The weather didn’t cooperate at all.
It was cold, overcast and rainy for all of the four days we’d set aside before the show, so much for working poolside. We setup in the lobby and because fixtures with much of the staff who would accommodate us as best they could. The hotel was incredibly busy with various convention attendees but by Friday afternoon it was a virtual ghost town. Amazing to see the transition.
Over the week we ate at all three of the hotel restaurants and even from PEETS ™ who has a decent selection of sandwiches but terrible coffee. Bad coffee was the running joke for the week, we even tried using Uber Eats to get some better stuff delivered and it was no use.

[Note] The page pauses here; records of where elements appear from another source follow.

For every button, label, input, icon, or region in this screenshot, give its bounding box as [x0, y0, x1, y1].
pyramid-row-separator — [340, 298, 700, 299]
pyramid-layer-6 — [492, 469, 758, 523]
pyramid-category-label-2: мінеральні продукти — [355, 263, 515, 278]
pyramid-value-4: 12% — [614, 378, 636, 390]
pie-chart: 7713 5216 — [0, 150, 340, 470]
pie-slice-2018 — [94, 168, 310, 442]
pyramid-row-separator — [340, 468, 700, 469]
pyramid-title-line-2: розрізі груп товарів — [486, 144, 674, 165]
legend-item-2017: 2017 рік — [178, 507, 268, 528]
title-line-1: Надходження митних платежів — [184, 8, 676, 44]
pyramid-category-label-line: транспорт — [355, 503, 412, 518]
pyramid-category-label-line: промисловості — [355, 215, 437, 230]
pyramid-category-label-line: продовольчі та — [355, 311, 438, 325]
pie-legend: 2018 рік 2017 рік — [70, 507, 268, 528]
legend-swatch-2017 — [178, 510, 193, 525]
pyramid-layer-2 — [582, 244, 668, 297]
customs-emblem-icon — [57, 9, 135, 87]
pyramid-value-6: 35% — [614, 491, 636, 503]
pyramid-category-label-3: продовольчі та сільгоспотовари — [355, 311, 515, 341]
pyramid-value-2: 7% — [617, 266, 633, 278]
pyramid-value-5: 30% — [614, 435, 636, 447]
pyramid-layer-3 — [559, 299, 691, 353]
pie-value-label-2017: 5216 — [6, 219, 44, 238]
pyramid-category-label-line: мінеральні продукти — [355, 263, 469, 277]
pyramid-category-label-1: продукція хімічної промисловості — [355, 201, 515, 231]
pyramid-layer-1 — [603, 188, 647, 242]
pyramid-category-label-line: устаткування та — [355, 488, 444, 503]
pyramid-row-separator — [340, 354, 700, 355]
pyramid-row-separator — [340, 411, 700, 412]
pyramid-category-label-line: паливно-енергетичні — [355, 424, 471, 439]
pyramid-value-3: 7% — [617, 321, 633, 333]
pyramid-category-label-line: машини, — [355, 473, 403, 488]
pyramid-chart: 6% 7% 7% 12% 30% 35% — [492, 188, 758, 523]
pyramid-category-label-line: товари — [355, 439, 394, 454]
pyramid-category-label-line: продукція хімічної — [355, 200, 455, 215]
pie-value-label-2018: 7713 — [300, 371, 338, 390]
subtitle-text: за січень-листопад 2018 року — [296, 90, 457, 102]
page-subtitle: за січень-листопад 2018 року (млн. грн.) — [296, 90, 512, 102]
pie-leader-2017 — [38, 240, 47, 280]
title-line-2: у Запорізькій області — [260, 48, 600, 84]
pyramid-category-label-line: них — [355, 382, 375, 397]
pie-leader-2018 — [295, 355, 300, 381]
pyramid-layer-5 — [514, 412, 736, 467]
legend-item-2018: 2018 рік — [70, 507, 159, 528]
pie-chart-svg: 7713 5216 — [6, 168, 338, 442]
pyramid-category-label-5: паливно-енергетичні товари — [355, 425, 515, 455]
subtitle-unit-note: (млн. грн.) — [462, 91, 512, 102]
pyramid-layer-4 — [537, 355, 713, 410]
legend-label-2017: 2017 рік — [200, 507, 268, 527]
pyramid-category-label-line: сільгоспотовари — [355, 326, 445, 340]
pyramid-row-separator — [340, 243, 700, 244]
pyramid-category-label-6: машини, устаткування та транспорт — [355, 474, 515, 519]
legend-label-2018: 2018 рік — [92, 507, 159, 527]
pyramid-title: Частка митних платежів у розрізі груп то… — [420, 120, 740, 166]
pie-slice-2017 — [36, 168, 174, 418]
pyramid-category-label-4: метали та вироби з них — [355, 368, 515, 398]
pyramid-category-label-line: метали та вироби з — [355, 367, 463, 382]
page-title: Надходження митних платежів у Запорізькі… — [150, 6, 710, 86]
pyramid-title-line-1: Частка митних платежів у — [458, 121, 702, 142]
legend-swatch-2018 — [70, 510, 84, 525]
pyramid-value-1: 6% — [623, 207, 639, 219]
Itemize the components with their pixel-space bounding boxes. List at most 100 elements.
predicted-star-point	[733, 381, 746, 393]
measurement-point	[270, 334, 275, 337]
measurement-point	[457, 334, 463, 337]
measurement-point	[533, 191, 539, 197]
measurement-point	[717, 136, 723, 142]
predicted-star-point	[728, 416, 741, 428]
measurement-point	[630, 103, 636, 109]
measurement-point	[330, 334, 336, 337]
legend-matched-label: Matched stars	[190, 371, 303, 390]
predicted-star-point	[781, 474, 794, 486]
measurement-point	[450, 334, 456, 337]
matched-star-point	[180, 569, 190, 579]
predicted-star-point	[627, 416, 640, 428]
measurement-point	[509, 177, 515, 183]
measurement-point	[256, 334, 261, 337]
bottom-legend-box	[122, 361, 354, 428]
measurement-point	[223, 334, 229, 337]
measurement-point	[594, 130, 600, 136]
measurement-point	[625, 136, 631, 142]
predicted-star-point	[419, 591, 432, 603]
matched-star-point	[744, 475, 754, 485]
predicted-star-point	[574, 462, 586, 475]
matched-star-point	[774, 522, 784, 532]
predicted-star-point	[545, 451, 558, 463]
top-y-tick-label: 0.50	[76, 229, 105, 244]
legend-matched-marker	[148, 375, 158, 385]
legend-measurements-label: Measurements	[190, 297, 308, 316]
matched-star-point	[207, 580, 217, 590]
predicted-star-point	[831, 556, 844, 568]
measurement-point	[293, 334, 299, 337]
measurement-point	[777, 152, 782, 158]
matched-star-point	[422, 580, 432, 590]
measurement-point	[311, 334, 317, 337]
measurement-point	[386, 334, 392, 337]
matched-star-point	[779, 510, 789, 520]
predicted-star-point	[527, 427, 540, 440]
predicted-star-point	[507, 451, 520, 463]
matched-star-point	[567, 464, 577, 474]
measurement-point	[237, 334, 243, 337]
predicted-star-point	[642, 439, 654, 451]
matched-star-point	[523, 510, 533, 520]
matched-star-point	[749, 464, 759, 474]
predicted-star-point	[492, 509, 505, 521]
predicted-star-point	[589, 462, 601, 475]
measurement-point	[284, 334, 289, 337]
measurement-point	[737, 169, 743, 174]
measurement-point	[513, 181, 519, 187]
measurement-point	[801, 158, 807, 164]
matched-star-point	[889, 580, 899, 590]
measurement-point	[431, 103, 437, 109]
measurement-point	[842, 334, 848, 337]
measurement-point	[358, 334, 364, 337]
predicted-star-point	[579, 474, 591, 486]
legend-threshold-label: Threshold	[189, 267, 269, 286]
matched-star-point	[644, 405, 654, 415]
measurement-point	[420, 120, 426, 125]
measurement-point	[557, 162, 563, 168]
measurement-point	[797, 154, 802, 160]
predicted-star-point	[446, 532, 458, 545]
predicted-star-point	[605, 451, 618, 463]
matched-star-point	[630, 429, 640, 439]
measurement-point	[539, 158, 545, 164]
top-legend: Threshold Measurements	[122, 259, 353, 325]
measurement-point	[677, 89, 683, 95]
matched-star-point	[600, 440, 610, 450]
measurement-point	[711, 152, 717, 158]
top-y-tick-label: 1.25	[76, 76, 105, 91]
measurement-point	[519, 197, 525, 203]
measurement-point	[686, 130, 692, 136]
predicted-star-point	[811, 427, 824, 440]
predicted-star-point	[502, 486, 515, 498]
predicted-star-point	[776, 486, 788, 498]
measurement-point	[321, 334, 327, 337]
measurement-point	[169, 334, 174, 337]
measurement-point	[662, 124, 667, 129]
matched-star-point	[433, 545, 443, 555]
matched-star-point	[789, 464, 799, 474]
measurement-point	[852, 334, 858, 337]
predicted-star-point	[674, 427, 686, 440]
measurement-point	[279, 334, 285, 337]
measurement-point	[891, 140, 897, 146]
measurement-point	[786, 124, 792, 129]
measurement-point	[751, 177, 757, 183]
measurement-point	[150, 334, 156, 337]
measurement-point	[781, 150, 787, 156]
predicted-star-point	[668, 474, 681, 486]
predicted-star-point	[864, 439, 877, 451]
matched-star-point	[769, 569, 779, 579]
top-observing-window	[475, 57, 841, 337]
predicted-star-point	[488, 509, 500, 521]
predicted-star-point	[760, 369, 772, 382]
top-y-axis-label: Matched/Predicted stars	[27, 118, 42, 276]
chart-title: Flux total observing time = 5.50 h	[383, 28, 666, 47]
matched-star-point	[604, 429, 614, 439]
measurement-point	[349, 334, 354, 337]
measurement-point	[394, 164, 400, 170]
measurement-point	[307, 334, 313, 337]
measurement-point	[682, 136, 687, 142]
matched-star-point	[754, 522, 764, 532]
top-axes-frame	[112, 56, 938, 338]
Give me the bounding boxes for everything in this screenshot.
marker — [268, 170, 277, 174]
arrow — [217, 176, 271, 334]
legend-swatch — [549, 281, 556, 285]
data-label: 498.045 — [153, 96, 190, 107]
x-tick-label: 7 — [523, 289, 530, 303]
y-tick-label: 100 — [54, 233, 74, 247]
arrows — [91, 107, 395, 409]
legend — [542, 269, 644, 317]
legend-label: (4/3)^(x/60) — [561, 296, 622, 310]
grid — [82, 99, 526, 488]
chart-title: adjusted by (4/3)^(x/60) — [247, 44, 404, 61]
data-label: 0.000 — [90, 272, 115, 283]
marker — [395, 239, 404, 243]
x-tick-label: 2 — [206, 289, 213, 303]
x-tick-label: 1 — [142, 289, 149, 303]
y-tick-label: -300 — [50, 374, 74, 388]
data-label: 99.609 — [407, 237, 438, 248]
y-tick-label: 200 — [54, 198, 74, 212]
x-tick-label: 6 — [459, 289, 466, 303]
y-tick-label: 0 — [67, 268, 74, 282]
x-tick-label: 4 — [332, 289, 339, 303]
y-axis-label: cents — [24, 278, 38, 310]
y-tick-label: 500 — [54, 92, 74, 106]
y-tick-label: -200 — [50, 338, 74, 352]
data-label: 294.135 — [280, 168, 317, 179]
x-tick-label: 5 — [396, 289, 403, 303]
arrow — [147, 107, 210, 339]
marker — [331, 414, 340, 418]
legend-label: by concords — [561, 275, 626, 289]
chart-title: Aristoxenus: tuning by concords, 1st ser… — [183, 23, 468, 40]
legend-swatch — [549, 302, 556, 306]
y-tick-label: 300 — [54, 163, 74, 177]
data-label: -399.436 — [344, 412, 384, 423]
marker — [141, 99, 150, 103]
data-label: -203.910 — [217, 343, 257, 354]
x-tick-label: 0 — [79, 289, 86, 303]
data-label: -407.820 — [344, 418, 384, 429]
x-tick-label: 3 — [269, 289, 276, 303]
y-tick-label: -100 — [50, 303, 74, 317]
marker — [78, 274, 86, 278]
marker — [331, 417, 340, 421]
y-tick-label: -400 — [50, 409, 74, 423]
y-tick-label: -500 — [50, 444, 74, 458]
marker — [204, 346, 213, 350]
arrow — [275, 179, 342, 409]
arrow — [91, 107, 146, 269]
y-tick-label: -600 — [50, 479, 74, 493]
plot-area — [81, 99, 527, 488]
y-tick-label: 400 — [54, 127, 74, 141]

I think its funny when you’re talking to someone local— they tell you maybe you don’t like the coffee because “west coast coffee is different than east coast coffee” as if I’d never been to the west coast before.
I don’t think this was rocket science, we were in an area with nothing but the convention center around it. If you came and stayed at my house for a week with no car you have a market and a pizza place about 10 mins away and neither place has decent coffee.
But back to the trip— we continued to work in the lobby, food at the sushi bar nearby was weak, and I think our best meal came from an Uber delivery from a deli about 40 minutes away.
Saturday other comic collectors started to arrive and there was even some really major trading going on in the lobby— I saw some $10-$20k books being bandied about.
Sunday was the day of the show— we had to get a big pile of boxes that had been FedEx’d in to the convention center so we were up early to setup our booth. The show itself was small by today’s convention standards but bigger than I had expected. This was a pure comic book show— no Pop figures, no cosplayers, no toys or collectibles, just comics.
I managed to pickup at BATMAN #2 and a BATMAN #6 both from the early 1940s as well as a good pile of other assorted 1940s books.
The boys did well and it was a successful show overall.